La royauté nouveau style

Sous le nouveau mwami, Mutara III Rudahigwa, la royauté continuera à évoluer dans le sens laïque. Immédiatement après son avènement, l’ordre de service n° 2678/Org. du 24 décembre 1931 du résident limita l’hommage des grands vassaux au mwami à un séjour annuel de quinze jours. En même temps, l’hommage des sous-chefs aux chefs fut limité à 10 ou 12 jours par an. Il fut également décidé de créer un conseil du roi. Le jeune âge du nouveau mwami (il avait 21 ans) et l’appréhension des autorités belges de le voir en butte à l’opposition de certains chefs et grands féodaux attachés à l’ancien régime, amenèrent le résident à former ce collège de notables de grandes familles dont la mission était d’aider et de guider le jeune homme. Ils résidaient, à tour de rôle, pendant un mois environ, auprès du mwami et l’accompagnaient dans ses déplacements. Le conseil était composé de quatre membres en 1931, puis de six à partir de 1936.
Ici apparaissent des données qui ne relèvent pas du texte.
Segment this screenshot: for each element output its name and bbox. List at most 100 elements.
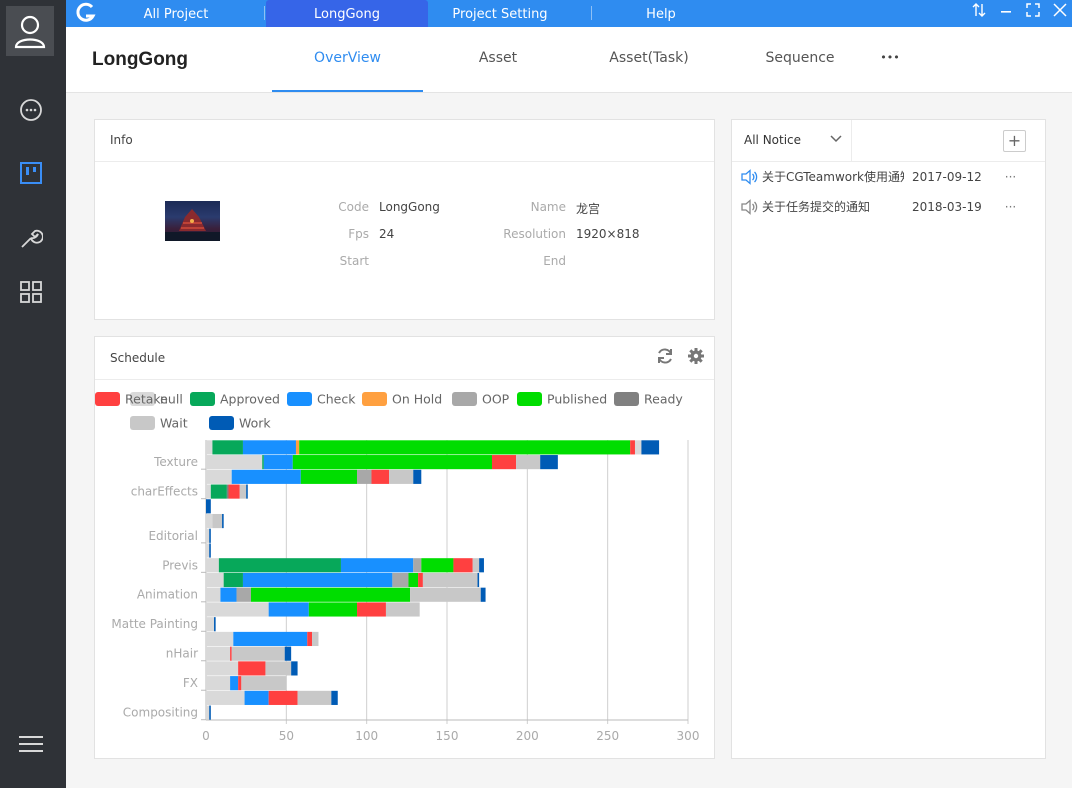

A la fin de 1933, le nouveau mwami quitta sa hutte pour s’installer dans la résidence que le gouvernement lui avait édifiée sur la colline de Rwesero et il conduisait lui-même sa voiture. Le 15 octobre 1933 il épousa Nyiramakomali, non pas issue des Ega, le clan de sa mère et de sa grand-mère, mais du clan des Gesera. A la reine-mère, Kankazi Nyiramavugo, le mwami laissa les honneurs mais il ôta la réalité du pouvoir de l’umugabekazi. Le roi était catholique pratiquant ; ce fut un succès énorme pour l’Eglise qui put se réjouir d’une christianisation massive du pays après l’avènement de Rudahigwa. L’abbé Mbonimana note qu’à la suite de l’ordre royal » « chacun se crut obligé de marcher sur les traces de Rudahigwa, c’est-à-dire de se faire catéchumène catholique, car la volonté du mwami ne se discute pas. »

Cette période d’édification d’un royaume chrétien est connu comme la « Tornade ». Nous avons déjà dit que Rudahigwa acheva la formation de ce « royaume chrétien au cœur de l’Afrique » lorsqu’il consacra le Rwanda au Christ-Roi en 1946. Fin 1947, le mwami fut fait commandeur de l’ordre de Saint Grégoire le Grand pour les services rendus à l’Eglise.